Simon Bookish — Everything/Everything | The Quietus

Simon Bookish

Everything/Everything

On previous long-players Trainwreck/Raincheck and Unfair/Funfair Simon Bookish constructed surrealist dreamscapes over fractured laptop beats and a live persona that resembled a shellshocked war poet dancing in asylum clothes. On new album Everything/Everything, Bookish moves in startling new directions: the Guildhall-trained composer has, largely, set aside the PowerBook to score the entire album for saxophone ensemble, organ, drums, bass, harp and sundry brass.

The result, out on the ever-excellent Tomlab label, is one of the brightest pop records of the year. Of course, this is pop with qualifications – Everything/Everything is an undeniably clever album that explores a territory between the rhythms of Steve Reich, defiantly English vocals reminiscent of Scott Walker, the the effete exuberance of Roxy Music and an oddly timeless, Baroque sensibility.

As it’s title suggests, Everything/Everything is not an album to skimp on grandiosity and pomp. Where Bookish’s previous albums dealt in a kind of historical surrealism, Everything/Everything warps the present, existing a world of disquiet – floods, melting ice shelves, incomprehensible technology. ‘Portrait Of The Artist As A Fountain’ emerges from a one-two bassline to a sumptuous swirl, ‘Carbon’, (the "young man, you amaze me" chorus is borrowed from Albert Einstein’s exclamation upon meeting R. Buckminster Fuller), gets giddy with itself around motifs that recall not only early Roxy Music, but a Medieval caper set in an opulent, futuristic glasshouse. Throughout ‘Victorinox’, the brass squeaks and parps, sounding like a gaggle of geese woken by the prowling staccato of Bookish’s voice: "Senate House pretends to be the ministry" he intones with severity. ‘Synchrotron’, sung to a sub-atomic particle accelerator, ends with fragments of sound bouncing off and between each other. This comes up against album centrepiece ‘A Crack In Larsen C’, a disintegrating ice shelf turned into a deeply romantic ballad, all rolling piano and overwrought vocals.

Some have tried to argue that all this talk of "damask Ghanaians" and "muscular carnal snails" on Hackney’s Ridley Road, love songs of nuclear physicists, pondering upon the dietary habits of Teutonic canines (‘Alsatian Dog’), and glorious odes to breaking ice shelves are a little too clever for their own good, the whole grand edifice a little arch and overblown. Yet this is to miss the point.
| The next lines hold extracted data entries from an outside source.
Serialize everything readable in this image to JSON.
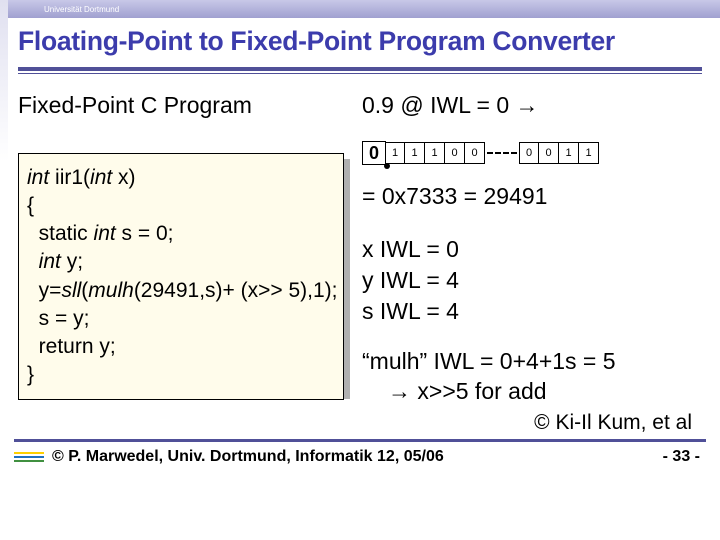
{
  "topbar": {
    "text": "Universität Dortmund"
  },
  "title": "Floating-Point to Fixed-Point Program Converter",
  "left": {
    "subhead": "Fixed-Point C Program",
    "code_l1a": "int",
    "code_l1b": " iir1(",
    "code_l1c": "int",
    "code_l1d": " x)",
    "code_l2": "{",
    "code_l3a": "  static ",
    "code_l3b": "int",
    "code_l3c": " s = 0;",
    "code_l4a": "  ",
    "code_l4b": "int",
    "code_l4c": " y;",
    "code_l5a": "  y=",
    "code_l5b": "sll",
    "code_l5c": "(",
    "code_l5d": "mulh",
    "code_l5e": "(29491,s)+ (x>> 5),1);",
    "code_l6": "  s = y;",
    "code_l7": "  return y;",
    "code_l8": "}"
  },
  "right": {
    "expr": "0.9 @ IWL = 0 →",
    "bits_big": "0",
    "bits_left": [
      "1",
      "1",
      "1",
      "0",
      "0"
    ],
    "bits_right": [
      "0",
      "0",
      "1",
      "1"
    ],
    "eq": "= 0x7333 = 29491",
    "iwl_x": "x IWL = 0",
    "iwl_y": "y IWL = 4",
    "iwl_s": "s IWL = 4",
    "mulh1": "“mulh” IWL = 0+4+1s = 5",
    "mulh2": "→ x>>5  for add"
  },
  "credit": "© Ki-Il Kum, et al",
  "footer": {
    "text": "© P. Marwedel, Univ. Dortmund, Informatik 12, 05/06",
    "page": "-  33  -"
  }
}
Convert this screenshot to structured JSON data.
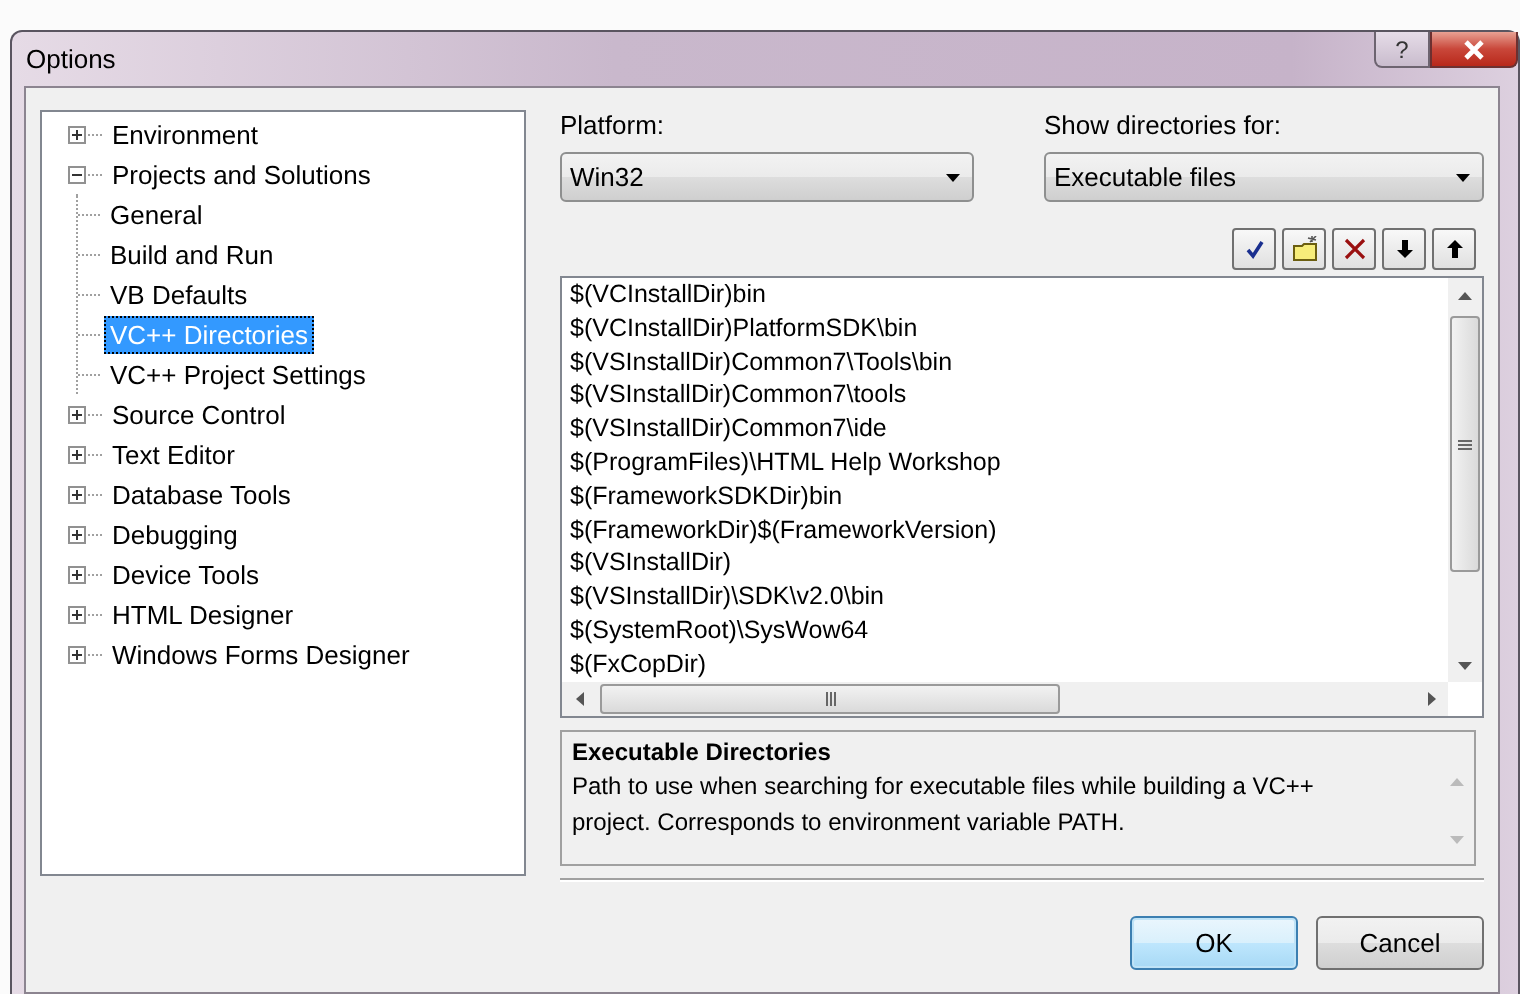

In this Britain where combining intelligence and panache is mistakenly derided as pretentiousness, the ‘eccentrics’ of pop are either historical artifacts or, if allowed to exist at all in a contemporary setting, merely a useful hook for Sunday supplements to build spurious ‘scenes’ around. That artists like Bookish are ignored in favour of a bleak vista of landfill indie is surely a crying shame. But as Bookish sings on the warm final track ‘Colophon’ (a term used in publishing to denote the typesetting information found at the back of a book’), "it’s not too late to rewrite history / It’s not too late to save ourselves".